The story gets more complicated and interesting. The optic nerves also cross at the midline called the chiasm. In fish, chickens and animals with eyes on the side of the head and lacking binocular vision, all the fibers of the left optic nerve cross at the midline and go the right occipital cortex at the back of the head and those from the right optic nerve cross to the left occipital cortex. For those animals with eyes in the front of the head and overlapping fields of both eyes the benefit is stereoscopic vision that allows a frog to protrude its tongue to just the right distance to catch a fly in front of it. To best utilize this new faculty, the fibers not from the whole eye but from corresponding fields of vision from each eye must go to the same destination. Thus the fibers from the right field (temporal) of the right eye and the right field (nasal) of the left eye must go to the left occipital cortex and vice versa. This means that only the nasal fibers from each eye should cross at the chiasm and the temporal fibers of each eye should not cross to give stereoscopic vision. For non-stereoscopic panoramic vision all the fibers from each eye should cross. Life would be simple if all animals at all times follow a single life form and lifestyle. There are amphibians with two-stage lifestyles as the prefix 'amphi' in their name suggests. Frogs begin life as tadpoles with eyes on the side and end up as frogs with eyes in front of the head, stereoscopic vision and predators of insects.

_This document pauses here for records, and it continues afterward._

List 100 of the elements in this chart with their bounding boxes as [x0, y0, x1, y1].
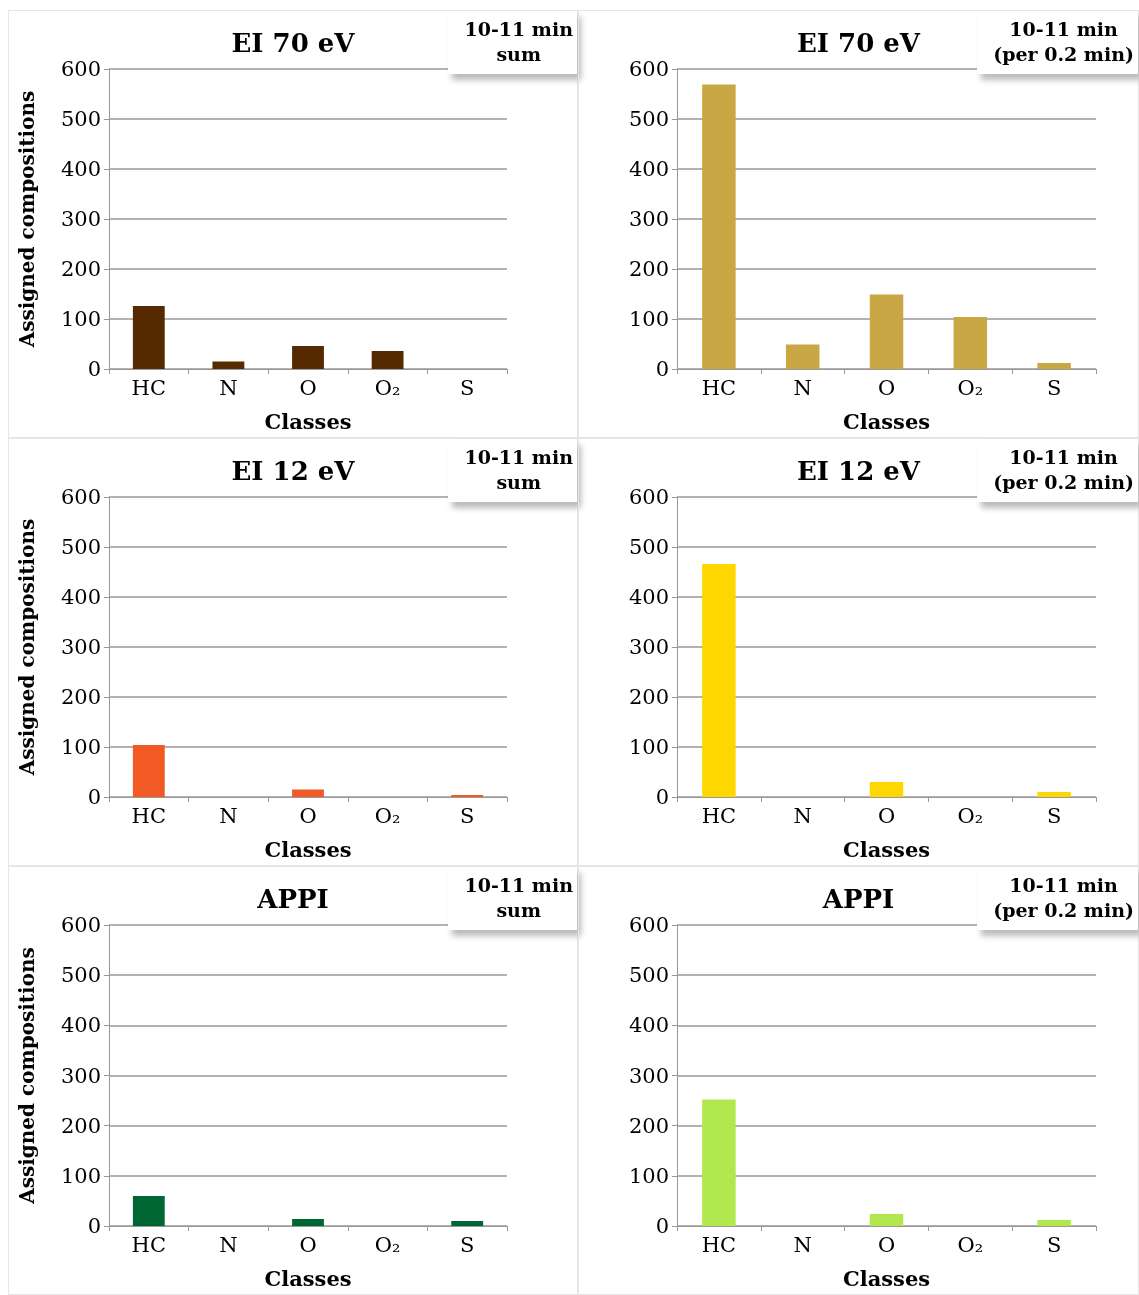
y-tick-label: 500: [60, 535, 101, 559]
y-tick-label: 400: [628, 1013, 669, 1038]
bar: [292, 1218, 324, 1226]
y-axis-title: Assigned compositions: [15, 518, 39, 777]
x-tick-label: HC: [131, 1232, 166, 1257]
text: 10-11 min sum: [448, 867, 577, 931]
y-tick-label: 600: [60, 57, 101, 81]
x-tick-label: O₂: [374, 1232, 401, 1257]
y-tick-label: 0: [87, 785, 101, 809]
bar: [702, 1099, 736, 1226]
x-tick-label: O: [299, 803, 317, 828]
y-tick-label: 100: [60, 735, 101, 759]
x-tick-label: HC: [701, 375, 737, 400]
bar: [869, 294, 904, 369]
y-tick-label: 600: [60, 485, 101, 509]
bar: [1037, 792, 1071, 797]
y-tick-label: 400: [60, 1013, 101, 1038]
x-axis-title: Classes: [842, 409, 931, 434]
chart-title: APPI: [821, 884, 895, 914]
bar: [785, 344, 820, 369]
y-tick-label: 200: [60, 1113, 101, 1138]
bar: [292, 346, 324, 369]
y-axis-title: Assigned compositions: [15, 90, 39, 349]
y-tick-label: 600: [628, 57, 669, 81]
y-tick-label: 0: [655, 1214, 669, 1238]
x-tick-label: HC: [131, 803, 166, 828]
x-tick-label: HC: [701, 1232, 737, 1257]
x-tick-label: N: [219, 803, 238, 828]
x-tick-label: S: [1046, 803, 1062, 828]
bar: [1037, 363, 1071, 369]
x-tick-label: O: [877, 375, 896, 400]
x-tick-label: N: [793, 803, 812, 828]
y-tick-label: 0: [87, 1214, 101, 1238]
y-tick-label: 300: [60, 1063, 101, 1088]
y-tick-label: 200: [60, 685, 101, 709]
bar: [702, 84, 736, 369]
text: 10-11 min (per 0.2 min): [977, 11, 1138, 75]
x-tick-label: O₂: [374, 375, 401, 400]
bar: [869, 1213, 904, 1226]
x-tick-label: S: [460, 1232, 475, 1257]
y-tick-label: 300: [60, 635, 101, 659]
x-axis-title: Classes: [842, 1266, 931, 1291]
y-tick-label: 200: [628, 257, 669, 281]
y-tick-label: 500: [628, 535, 669, 559]
text: 10-11 min sum: [448, 439, 577, 503]
bar: [132, 745, 165, 797]
x-tick-label: S: [460, 375, 475, 400]
x-tick-label: N: [219, 1232, 238, 1257]
x-tick-label: S: [1046, 375, 1062, 400]
y-tick-label: 400: [60, 157, 101, 181]
y-tick-label: 100: [628, 307, 669, 331]
x-tick-label: O₂: [957, 375, 984, 400]
bar: [1037, 1219, 1071, 1226]
bar: [451, 1220, 484, 1226]
y-tick-label: 600: [628, 913, 669, 937]
x-tick-label: S: [460, 803, 475, 828]
bar: [953, 317, 988, 369]
y-tick-label: 200: [628, 685, 669, 709]
y-tick-label: 400: [628, 585, 669, 609]
x-tick-label: O₂: [957, 1232, 984, 1257]
chart-title: EI 70 eV: [797, 28, 921, 58]
y-axis-title: Assigned compositions: [15, 947, 39, 1205]
x-axis-title: Classes: [264, 837, 352, 862]
y-tick-label: 600: [60, 913, 101, 937]
x-tick-label: HC: [701, 803, 737, 828]
x-axis-title: Classes: [264, 1266, 352, 1291]
chart-title: APPI: [256, 884, 329, 914]
bar: [869, 782, 904, 797]
y-tick-label: 300: [628, 207, 669, 231]
y-tick-label: 400: [628, 157, 669, 181]
y-tick-label: 500: [628, 963, 669, 988]
x-tick-label: N: [793, 1232, 812, 1257]
y-tick-label: 500: [628, 107, 669, 131]
text: 10-11 min (per 0.2 min): [977, 867, 1138, 931]
x-tick-label: N: [219, 375, 238, 400]
chart-title: EI 12 eV: [797, 456, 921, 486]
x-tick-label: HC: [131, 375, 166, 400]
bar: [371, 351, 404, 369]
y-tick-label: 500: [60, 107, 101, 131]
chart-title: EI 70 eV: [231, 28, 356, 58]
y-tick-label: 200: [628, 1113, 669, 1138]
chart-title: EI 12 eV: [231, 456, 356, 486]
text: 10-11 min sum: [448, 11, 577, 75]
x-tick-label: O: [877, 803, 896, 828]
bar: [132, 306, 165, 369]
x-tick-label: O: [299, 1232, 317, 1257]
bar: [132, 1195, 165, 1226]
x-tick-label: O: [299, 375, 317, 400]
y-tick-label: 0: [655, 357, 669, 381]
bar: [292, 789, 324, 797]
y-tick-label: 100: [628, 735, 669, 759]
x-axis-title: Classes: [264, 409, 352, 434]
y-tick-label: 400: [60, 585, 101, 609]
y-tick-label: 100: [628, 1163, 669, 1188]
y-tick-label: 200: [60, 257, 101, 281]
y-tick-label: 100: [60, 1163, 101, 1188]
y-tick-label: 300: [628, 1063, 669, 1088]
y-tick-label: 500: [60, 963, 101, 988]
y-tick-label: 300: [60, 207, 101, 231]
y-tick-label: 0: [655, 785, 669, 809]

Caesar crossed the Rubicon in defiance of the legal limits set by the Roman Republic and the Chiasm (crossing) of the optic nerves is such a Rubicon. How is this transformational change in wiring between the optic nerves of a tadpole and frog accomplished? During development in the tadpole each retinal neuron develops an axon with a growth cone that migrates towards the chiasm and all cross. As the tadpole develops into a frog, new neurons and new axons with growth cones develop and migrate to the chiasm. This time only the nasal fibers from each eye cross and the temporal fibers from each eye do not. At the chiasm a gene is switched on that secretes a protein called Ephrin B. Of the incoming fibers at the chiasm, only the temporal fiber axonal growth cones turn on a gene, which expresses a receptor on the growth cone, which is repelled by the protein Ephrin B. The temporal fibers from each eye are deflected away from the chiasm and proceed to the same side. The incoming nasal fibers from each eye do not express the receptor and ignoring the signals from Ephrin B cross over to the opposite cortex. It is the differential and altered timing of the turning on of genes that determines the shape, form and connections. This is why roughly the same number of genes with over 95% commonality still results in a huge difference between apes and humans.

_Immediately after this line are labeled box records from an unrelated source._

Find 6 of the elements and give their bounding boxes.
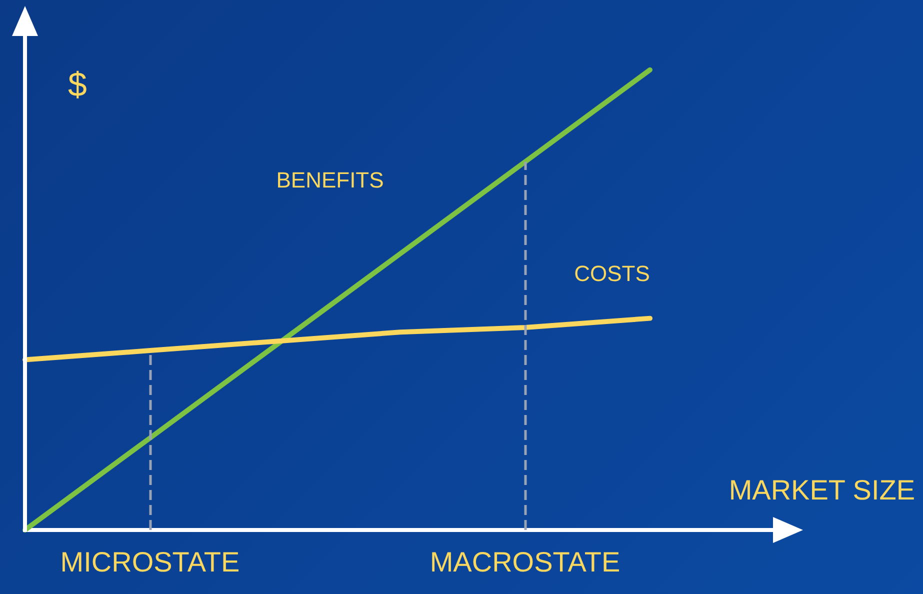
x-tick-label: MICROSTATE (60, 546, 240, 578)
x-axis-title: MARKET SIZE (728, 474, 915, 506)
y-axis-title: $ (68, 66, 87, 104)
x-tick-label: MACROSTATE (430, 546, 620, 578)
text: BENEFITS (276, 167, 384, 192)
series-label: COSTS (574, 261, 650, 286)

There is a family of genes whose proteins play the role of traffic cops during the migration and connectivity of the trillions of growing axons. They are called Netrins, Ephrins, Semaphorins and Slits. Netrins attract and the others repel. Some other axons have to cross and have to be prevented from re-crossing and follow there crossed path only as far as their rendezvous point. This feat is accomplished at times by turning off the gene for Slit receptor, called Robo and thus crossing by ignoring the Slit protein. Having crossed they reactivate the Robo gene and thus express a receptor that prevents re-crossing. The stoppage of further movement is achieved by switching off other genes called Robo2 and Robo 3 when the axon arrives at its destination. The making of human or other creatures is a matter of exquisite timing by genes, the master chefs. The story is reminiscent of the Exodus, where everyone is allowed to cross the Red Sea under the guidance of Joshua's traffic cops, but even Moses, the liberator is forbidden to cross over to the promised land for lacking the outward manifestation of the covenant with the Great Traffic Controller and Designer at the fork in the road to destiny.